Hunters working with the Washington Department of Fish and Wildlife (WDFW) are set to cull several wolves from southern Stevens County after a spree of predatory attacks that left 17 sheep dead and many more wounded. According to the WDFW, wildlife officials and a state rancher are working to move a flock of 1,800 sheep away from the area after four attacks in a forest near the small town of Hunters in the past month. Experts believe that wolves from the Huckleberry Pack are responsible for killing the sheep.
“The rancher has four large guard dogs and camps alongside his flock at night,” WDFW wildlife program director Nate Pamplin said in a press release. “Yet, the attacks have continued, even after the department sent four members of our wildlife-conflict staff and an experienced range-rider to help guard the sheep and begin moving them out of the area.”
The WDFW authorized the rancher to shoot any wolves that approach the flock, and over the weekend sent a team of hunters into the area by helicopter to cull at least four members of the pack. Although no wolves have yet been killed, the move immediately brought criticism from the animal advocacy group the Center for Biological Diversity.
“The department’s secretive weekend assault on this endangered wolf pack goes beyond the pale,” said Amaroq Weiss, wolf organizer with the Center for Biological Diversity, in a press release. “It’s unconscionable that a public agency would take action to kill an endangered species without notifying the public. These wolves belong to the public and decisions about whether they live or die ought to be made in the clear light of day.”

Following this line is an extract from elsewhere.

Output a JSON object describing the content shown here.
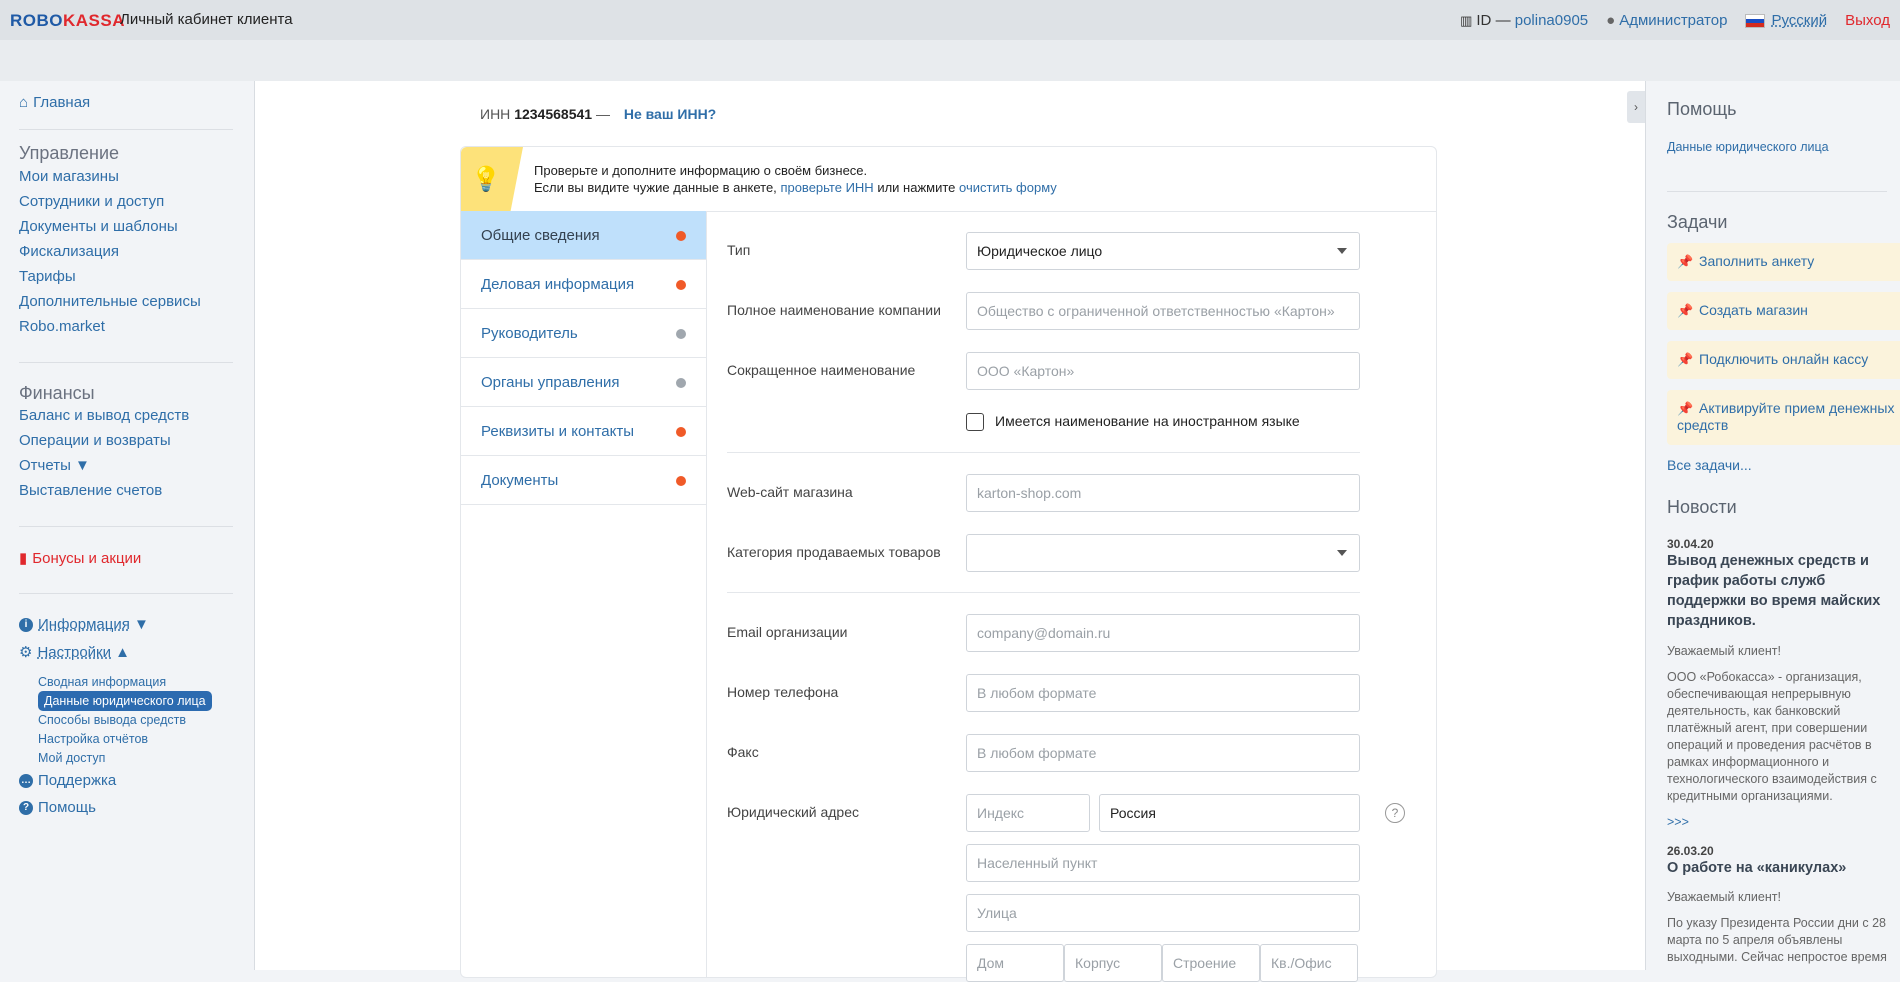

Although biologists keep track of many collared wolves throughout the state, there is still no clear count of how many wolves actually live in Washington. A survey taken in 2013 of the 13 confirmed wolf packs in the state placed the wolf population at a minimum of 52 animals, but experts stress that the actual number could be much higher. The Huckleberry Pack is expected to range between six and 12 individuals, some of which may be pups. WDFW officials said the pack has gained a reputation for attacking livestock over the past month, and the non-lethal methods supported by animal rights advocates are just not effective in this case.

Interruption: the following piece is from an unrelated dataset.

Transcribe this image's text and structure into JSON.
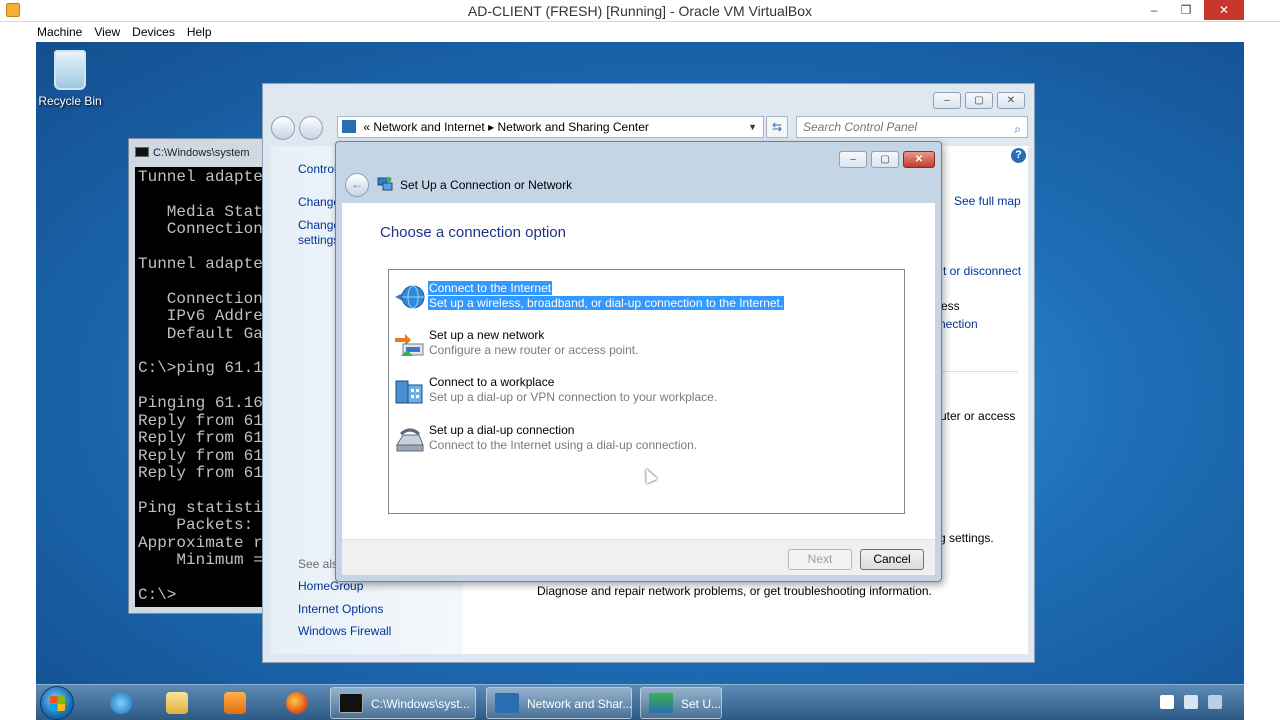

“As of Friday, we had confirmed that 17 sheep had been killed by wolves in five separate incidents, and we continue to find more dead and wounded sheep from the flock,” WDFW spokesperson Bruce Botka told the Associated Press. “There have been repeated, documented wolf kills; non-lethal methods have not stopped the predation; the attacks are likely to continue, and the livestock owner has not done anything to attract the wolves.”
Washington officials say that wolves generally target deer, elk, and moose. The predators will occasionally kill and eat livestock as “targets of opportunity,” but pens, guard dogs, and proper caution by ranchers can deter wolf attacks.